Susan Walsh/AP

White House announces veterans hiring initiatives

New jobs at Interior could become permanent as 40 percent of the department's current workforce is slated to retire by 2016.

President Obama announced Friday several new veterans hiring initiatives, including the creation of a $1 billion program to partner the Veterans Affairs Department with agencies departments responsible for public lands such as Agriculture, Commerce and Interior.

Although veteran hiring reached new heights in fiscal 2011, with vets accounting for 28.5 percent of all federal hires, the Obama administration said it must do more.

"Our veterans are some of the most highly trained, highly educated, highly skilled workers that we’ve got,” Obama said, speaking at an Arlington, Va., firehouse. “We’re going to do everything we can to make sure that when our troops come home, they come home to new jobs and new opportunities and new ways to serve their country."

The $1 billion Veteran Jobs Corps will create positions conducting visitor programs, building trails, restoring habitat and guarding public parks for an estimated 20,000 veterans. VA will oversee the proposals and -- working with state, local and tribal governments -- will implement the program through a combination of grants, cooperative agreements and contracts.

The initiative recalls the Civilian Conservation Corps begun by Franklin Roosevelt in 1933, officials said.

“It’s a very good indicator of the kind of thing that could happen,” Salazar said, referring to the Depression-era program credited with helping to get unemployed Americans back to work. “We certainly have those same kinds of needs today.”

Although the Veterans Job Corps is scheduled to be funded for only five years, Salazar believes it will lead to permanent employment, as 40 percent of Interior’s 72,000-employee workforce is slated to retire between now and 2016.

“Once people come and work at a national park they basically go through the gateway to permanent positions here at Interior or other agencies,” he said.

In addition, the president announced incentives for local law enforcement to hire post-Sept. 11 veterans to serve as first responders, police officers and firefighters.

Some $166 million will go to 2012 Community-Oriented Policing Services and another $320 million will go to grants for the 2012 Staffing for Adequate Fire and Emergency Response, with preference given to communities recruit and hire post-9/11 veterans.

With an eye toward expanding the program, Obama will propose another $4 billion to go toward COPS and SAFER grants in his fiscal 2013 budget, with preference toward communities hiring veterans.

“We want to encourage police and fire departments to tackle the advantage of training and competence of military experience” Veterans Affairs Secretary Eric Shinseki said.

The third leg of the initiative includes providing entrepreneurship training for service members transitioning out of the military.

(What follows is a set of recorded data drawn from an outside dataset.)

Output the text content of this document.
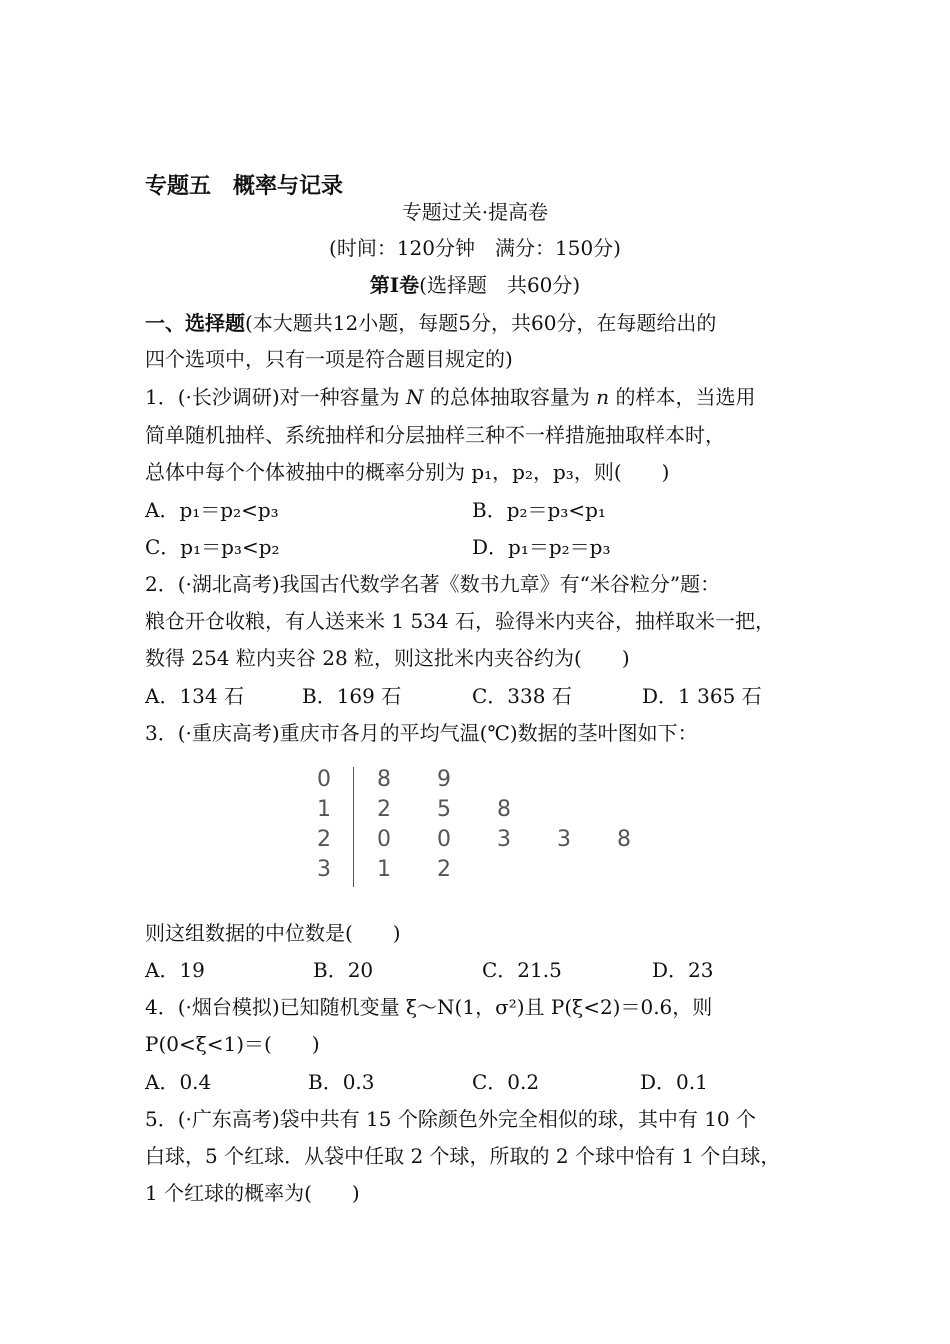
专题五　概率与记录
专题过关·提高卷
(时间：120分钟　满分：150分)
第Ⅰ卷(选择题　共60分)
一、选择题(本大题共12小题，每题5分，共60分，在每题给出的
四个选项中，只有一项是符合题目规定的)
1．(·长沙调研)对一种容量为 N 的总体抽取容量为 n 的样本，当选用
简单随机抽样、系统抽样和分层抽样三种不一样措施抽取样本时，
总体中每个个体被抽中的概率分别为 p₁，p₂，p₃，则(　　)
A．p₁＝p₂<p₃	B．p₂＝p₃<p₁
C．p₁＝p₃<p₂	D．p₁＝p₂＝p₃
2．(·湖北高考)我国古代数学名著《数书九章》有“米谷粒分”题：
粮仓开仓收粮，有人送来米 1 534 石，验得米内夹谷，抽样取米一把，
数得 254 粒内夹谷 28 粒，则这批米内夹谷约为(　　)
A．134 石	B．169 石	C．338 石	D．1 365 石
3．(·重庆高考)重庆市各月的平均气温(℃)数据的茎叶图如下：
0 8 9
1 2 5 8
2 0 0 3 3 8
3 1 2
则这组数据的中位数是(　　)
A．19	B．20	C．21.5	D．23
4．(·烟台模拟)已知随机变量 ξ～N(1，σ²)且 P(ξ<2)＝0.6，则
P(0<ξ<1)＝(　　)
A．0.4	B．0.3	C．0.2	D．0.1
5．(·广东高考)袋中共有 15 个除颜色外完全相似的球，其中有 10 个
白球，5 个红球．从袋中任取 2 个球，所取的 2 个球中恰有 1 个白球，
1 个红球的概率为(　　)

Through a partnership with the Small Business Administration, all service members will have access to a two-day program that teaches entrepreneurial skills. A more in-depth eight-week online training courses also will be available to 10,000 veterans annually.

With frequent bipartisan support for veteran’s hiring Obama is, “asking Congress to act on them in response to his budget proposals,” Salazar said. “We expect the Congress to act and the president expects the Congress to act.”